The churches of Christ Greet You (Romans )
A most popular tradition of religious men today is the so-called Sinner’s Prayer. The origin of this doctrine is not clear, but it is clear that this teaching has no Biblical authority whatsoever when applied to the alien sinner (Col. 3:17). We have all heard television evangelists ask the audience to say a prayer with them in order to call Jesus into their heart and be saved. Why is it that every time this prayer is uttered, it is never the same prayer? In fact, it varies greatly from false teacher to false teacher.
If you were in the town of Damascus two thousand years ago, and found yourself in the same room with Saul of Tarsus, what would you have heard uttered from his lips in prayer (Acts 9)? Saul prayed for three days (Acts 9:9, 11). Saul believed in Christ, calling Him Lord (Acts 9:6). If anyone could have been saved through the avenue of prayer, it would have been Saul. As we look to an account of his conversion in Acts 22, we will notice Saul was yet in his sins after three days of prayer.

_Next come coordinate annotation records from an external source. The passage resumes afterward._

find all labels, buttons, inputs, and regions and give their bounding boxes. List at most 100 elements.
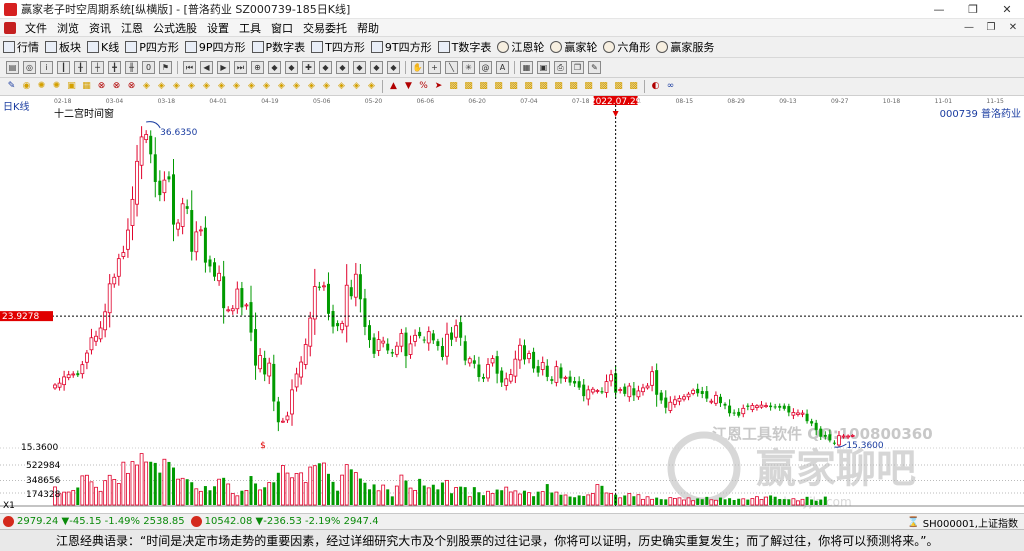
pencil-icon[interactable]: ✎ <box>6 81 17 92</box>
minimize-button[interactable]: — <box>922 0 956 19</box>
plus-icon[interactable]: + <box>428 61 441 74</box>
tool-j-icon[interactable]: ▩ <box>583 81 594 92</box>
infinity-icon[interactable]: ∞ <box>665 81 676 92</box>
toolbar-button-hexagon[interactable]: 六角形 <box>600 38 653 57</box>
toolbar-button-grid[interactable]: 行情 <box>0 38 42 57</box>
tool-c-icon[interactable]: ▩ <box>478 81 489 92</box>
menu-trade[interactable]: 交易委托 <box>298 20 352 36</box>
gann-box-icon[interactable]: ▣ <box>66 81 77 92</box>
bell-icon[interactable]: ◎ <box>23 61 36 74</box>
menu-file[interactable]: 文件 <box>20 20 52 36</box>
tool-i-icon[interactable]: ▩ <box>568 81 579 92</box>
diamond6-icon[interactable]: ◆ <box>370 61 383 74</box>
first-icon[interactable]: ⏮ <box>183 61 196 74</box>
toolbar-button-square-pn[interactable]: P数字表 <box>249 38 309 57</box>
mdi-restore-button[interactable]: ❐ <box>980 19 1002 37</box>
calc-icon[interactable]: ▦ <box>520 61 533 74</box>
text-icon[interactable]: A <box>496 61 509 74</box>
gann-grid-icon[interactable]: ▦ <box>81 81 92 92</box>
cycle8-icon[interactable]: ◈ <box>246 81 257 92</box>
toolbar-button-candle[interactable]: K线 <box>84 38 122 57</box>
menu-gann[interactable]: 江恩 <box>116 20 148 36</box>
tool-e-icon[interactable]: ▩ <box>508 81 519 92</box>
cycle12-icon[interactable]: ◈ <box>306 81 317 92</box>
arrow-icon[interactable]: ➤ <box>433 81 444 92</box>
arrow-down-icon[interactable]: ▼ <box>403 81 414 92</box>
tool-k-icon[interactable]: ▩ <box>598 81 609 92</box>
cycle11-icon[interactable]: ◈ <box>291 81 302 92</box>
cycle15-icon[interactable]: ◈ <box>351 81 362 92</box>
candle2-icon[interactable]: ╂ <box>74 61 87 74</box>
diamond4-icon[interactable]: ◆ <box>336 61 349 74</box>
toolbar-button-wheel2[interactable]: 赢家轮 <box>547 38 600 57</box>
last-icon[interactable]: ⏭ <box>234 61 247 74</box>
print-icon[interactable]: ⎙ <box>554 61 567 74</box>
percent-icon[interactable]: % <box>418 81 429 92</box>
tool-h-icon[interactable]: ▩ <box>553 81 564 92</box>
period-zero-select[interactable]: 0 <box>142 61 155 74</box>
gann-fan2-icon[interactable]: ✺ <box>51 81 62 92</box>
time-window2-icon[interactable]: ⊗ <box>111 81 122 92</box>
fan-icon[interactable]: ✳ <box>462 61 475 74</box>
diamond5-icon[interactable]: ◆ <box>353 61 366 74</box>
cross-icon[interactable]: ✚ <box>302 61 315 74</box>
restore-button[interactable]: ❐ <box>956 0 990 19</box>
cycle6-icon[interactable]: ◈ <box>216 81 227 92</box>
diamond-icon[interactable]: ◆ <box>268 61 281 74</box>
cycle10-icon[interactable]: ◈ <box>276 81 287 92</box>
close-button[interactable]: ✕ <box>990 0 1024 19</box>
tool-a-icon[interactable]: ▩ <box>448 81 459 92</box>
menu-tools[interactable]: 工具 <box>234 20 266 36</box>
diamond2-icon[interactable]: ◆ <box>285 61 298 74</box>
flag-icon[interactable]: ⚑ <box>159 61 172 74</box>
cycle3-icon[interactable]: ◈ <box>171 81 182 92</box>
menu-settings[interactable]: 设置 <box>202 20 234 36</box>
toolbar-button-square-9p[interactable]: 9P四方形 <box>182 38 249 57</box>
gann-fan-icon[interactable]: ✺ <box>36 81 47 92</box>
copy-icon[interactable]: ❐ <box>571 61 584 74</box>
menu-help[interactable]: 帮助 <box>352 20 384 36</box>
candle5-icon[interactable]: ╫ <box>125 61 138 74</box>
candle-icon[interactable]: ┃ <box>57 61 70 74</box>
spiral-icon[interactable]: @ <box>479 61 492 74</box>
toolbar-button-blocks[interactable]: 板块 <box>42 38 84 57</box>
tool-f-icon[interactable]: ▩ <box>523 81 534 92</box>
color-icon[interactable]: ◐ <box>650 81 661 92</box>
hand-icon[interactable]: ✋ <box>411 61 424 74</box>
mdi-minimize-button[interactable]: — <box>958 19 980 37</box>
toolbar-button-square-9t[interactable]: 9T四方形 <box>368 38 435 57</box>
menu-browse[interactable]: 浏览 <box>52 20 84 36</box>
cycle13-icon[interactable]: ◈ <box>321 81 332 92</box>
toolbar-button-square-t[interactable]: T四方形 <box>308 38 368 57</box>
candle4-icon[interactable]: ╋ <box>108 61 121 74</box>
tool-l-icon[interactable]: ▩ <box>613 81 624 92</box>
next-icon[interactable]: ▶ <box>217 61 230 74</box>
kline-chart[interactable]: 02-18 03-04 03-18 04-01 04-19 05-06 05-20 06-06… <box>0 96 1024 510</box>
cycle2-icon[interactable]: ◈ <box>156 81 167 92</box>
toolbar-button-service[interactable]: 赢家服务 <box>653 38 717 57</box>
prev-icon[interactable]: ◀ <box>200 61 213 74</box>
menu-news[interactable]: 资讯 <box>84 20 116 36</box>
crosshair-icon[interactable]: ⊕ <box>251 61 264 74</box>
cycle14-icon[interactable]: ◈ <box>336 81 347 92</box>
menu-formula[interactable]: 公式选股 <box>148 20 202 36</box>
tool-g-icon[interactable]: ▩ <box>538 81 549 92</box>
layout-icon[interactable]: ▤ <box>6 61 19 74</box>
tool-m-icon[interactable]: ▩ <box>628 81 639 92</box>
gann-angle-icon[interactable]: ◉ <box>21 81 32 92</box>
diamond7-icon[interactable]: ◆ <box>387 61 400 74</box>
toolbar-button-wheel[interactable]: 江恩轮 <box>494 38 547 57</box>
cycle7-icon[interactable]: ◈ <box>231 81 242 92</box>
diamond3-icon[interactable]: ◆ <box>319 61 332 74</box>
menu-window[interactable]: 窗口 <box>266 20 298 36</box>
cycle4-icon[interactable]: ◈ <box>186 81 197 92</box>
cycle16-icon[interactable]: ◈ <box>366 81 377 92</box>
time-window-icon[interactable]: ⊗ <box>96 81 107 92</box>
toolbar-button-square-p[interactable]: P四方形 <box>122 38 182 57</box>
candle3-icon[interactable]: ┼ <box>91 61 104 74</box>
mdi-close-button[interactable]: ✕ <box>1002 19 1024 37</box>
time-window3-icon[interactable]: ⊗ <box>126 81 137 92</box>
save-icon[interactable]: ▣ <box>537 61 550 74</box>
tool-d-icon[interactable]: ▩ <box>493 81 504 92</box>
toolbar-button-square-tn[interactable]: T数字表 <box>435 38 495 57</box>
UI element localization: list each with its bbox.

His sins "were not" washed or remitted until he obeyed the preaching of Ananias and was baptized (Acts 22:16).
On the day of Pentecost (Acts 2), Peter stood up with the eleven and proclaimed the words of the prophet Joel, “whosoever shall call upon the name of the Lord shall be saved." Did Joel reveal what must be done to call upon His name? NO! (Acts 2:16‑21). In God’s wisdom He waited until the right time to allow the apostles of Christ (Peter and the eleven) to revealed the meaning of Joel's prophetically recorded statements (Acts 2:22‑37). Under great distress and discomfort because of the preaching of this new revelation, some asked, "men and brethren what shall we do?" in reference to their sin and conduct (Acts 2:37). Did Peter say unto them "repent and pray"? NO! He commanded them to “repent and be baptized…for the remission of sins” (Acts 2:38).

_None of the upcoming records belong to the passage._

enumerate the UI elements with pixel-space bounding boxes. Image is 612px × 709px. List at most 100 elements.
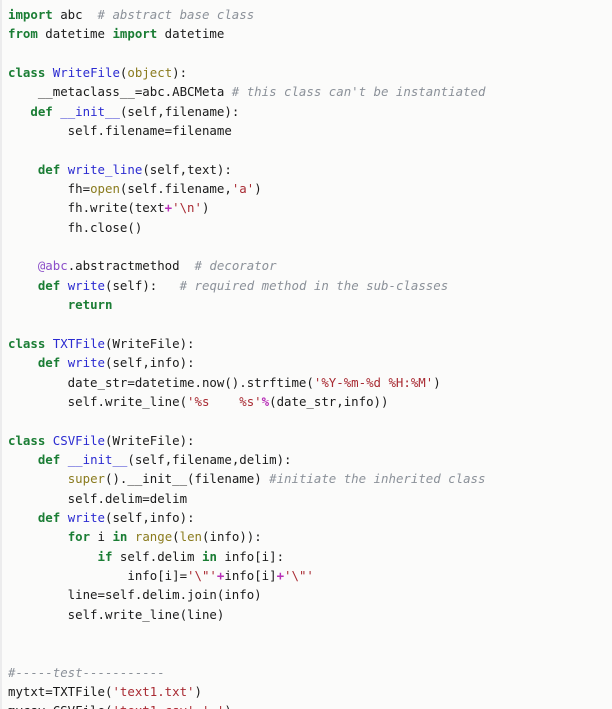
code-token-pl: (WriteFile): <box>105 335 195 351</box>
code-token-pl: (date_str,info)) <box>269 393 389 409</box>
code-token-pl: i <box>90 529 113 545</box>
code-token-pl: (self,info): <box>105 509 195 525</box>
code-token-dec: @abc <box>37 258 68 274</box>
code-line: self.write_line('%s %s'%(date_str,info)) <box>8 392 612 411</box>
code-line: __metaclass__=abc.ABCMeta # this class c… <box>8 82 612 101</box>
code-line: class CSVFile(WriteFile): <box>8 431 612 450</box>
code-token-kw: class <box>8 432 46 448</box>
code-token-pl: (self.filename, <box>119 181 232 197</box>
code-token-bif: len <box>179 529 203 545</box>
code-token-cls: write <box>67 509 106 525</box>
code-line: def write(self,info): <box>8 353 612 372</box>
code-token-cls: write_line <box>67 161 143 177</box>
code-token-cmt: # decorator <box>194 258 277 274</box>
code-line: def __init__(self,filename,delim): <box>8 450 612 469</box>
code-token-str: ',' <box>202 703 224 709</box>
code-token-kw: class <box>8 65 46 81</box>
code-token-kw: in <box>112 529 128 545</box>
code-line: self.delim=delim <box>8 489 612 508</box>
code-token-pl: datetime <box>37 26 113 42</box>
code-line: mytxt=TXTFile('text1.txt') <box>8 682 612 701</box>
code-token-pl: (self,info): <box>105 355 195 371</box>
code-token-pl: self.filename=filename <box>8 123 232 139</box>
code-token-pl: datetime <box>157 26 225 42</box>
code-token-bif: range <box>134 529 173 545</box>
code-token-op: + <box>164 200 173 216</box>
code-token-kw: def <box>37 277 61 293</box>
code-token-cls: WriteFile <box>52 65 120 81</box>
code-token-pl: (info)): <box>202 529 262 545</box>
code-token-str: '\n' <box>172 200 202 216</box>
code-token-pl: self.write_line( <box>8 393 188 409</box>
code-token-cmt: # required method in the sub-classes <box>179 277 449 293</box>
code-token-kw: from <box>8 26 38 42</box>
code-token-kw: for <box>67 529 91 545</box>
code-token-pl: .abstractmethod <box>67 258 195 274</box>
code-token-pl: date_str=datetime.now().strftime( <box>8 374 314 390</box>
code-token-pl: self.delim=delim <box>8 490 188 506</box>
code-token-cmt: #-----test----------- <box>8 664 165 680</box>
code-token-pl: , <box>195 703 202 709</box>
code-token-pl: ) <box>224 703 231 709</box>
code-token-pl: (WriteFile): <box>105 432 195 448</box>
code-token-pl: ) <box>433 374 441 390</box>
code-token-str: 'text1.txt' <box>112 684 195 700</box>
code-token-pl: (self,text): <box>142 161 232 177</box>
code-line: fh.write(text+'\n') <box>8 198 612 217</box>
code-token-pl: (self): <box>105 277 180 293</box>
code-token-kw: if <box>97 548 113 564</box>
code-token-kw: def <box>30 103 53 119</box>
code-line: class TXTFile(WriteFile): <box>8 334 612 353</box>
code-token-bif: open <box>90 181 120 197</box>
code-token-cls: __init__ <box>60 103 120 119</box>
code-token-kw: class <box>8 335 46 351</box>
code-line: date_str=datetime.now().strftime('%Y-%m-… <box>8 373 612 392</box>
code-token-pl: info[i]: <box>216 548 285 564</box>
code-token-cls: __init__ <box>67 451 128 467</box>
code-token-cls: CSVFile <box>52 432 105 448</box>
code-token-pl: ) <box>194 684 202 700</box>
code-token-pl: (self,filename,delim): <box>127 451 292 467</box>
code-token-cls: write <box>67 277 106 293</box>
code-line: info[i]='\"'+info[i]+'\"' <box>8 566 612 585</box>
code-token-op: % <box>261 393 270 409</box>
code-token-bif: super <box>67 471 105 487</box>
code-line: for i in range(len(info)): <box>8 527 612 546</box>
code-token-kw: def <box>37 509 61 525</box>
code-token-str: '%Y-%m-%d %H:%M' <box>313 374 434 390</box>
code-token-str: 'text1.csv' <box>112 703 194 709</box>
code-line: from datetime import datetime <box>8 24 612 43</box>
code-line: #-----test----------- <box>8 663 612 682</box>
source-code-block[interactable]: import abc # abstract base class from dat… <box>2 0 612 709</box>
code-line: self.filename=filename <box>8 121 612 140</box>
code-token-pl: line=self.delim.join(info) <box>8 587 262 603</box>
code-line: mycsv=CSVFile('text1.csv',',') <box>8 701 612 709</box>
code-token-pl: info[i] <box>224 567 277 583</box>
code-line: def __init__(self,filename): <box>8 102 612 121</box>
code-token-kw: def <box>37 355 61 371</box>
code-token-pl: fh= <box>8 181 91 197</box>
code-token-kw: import <box>8 7 53 22</box>
code-token-pl: (self,filename): <box>119 103 240 119</box>
code-token-cls: write <box>67 355 106 371</box>
code-token-pl: self.delim <box>112 548 202 564</box>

This is in complete harmony with the words of Christ before He left this earth (Matt. 28:19‑20; Mark 16:15-16; Luke 24:47). Those on the day of Pentecost were saved because they gladly received the word and were baptized (Acts 2:41). Those that gladly receive (believe and obey – Heb. 5:8-9) the Gospel message are the recipients of God's grace (John 1:12; Rom. 1:16‑17; 5:1‑2; 6:1‑18; 1 Cor. 1:18, 21). One must be in Christ to be a partaker of His blessings (Eph. 1:3); one of those blessings is the power of prayer. The alien sinner will not be able to use prayer to get into Christ (John 9:31). The way into Christ is to be baptized into Him (Rom. 6:2‑6; Gal. 3:26‑27).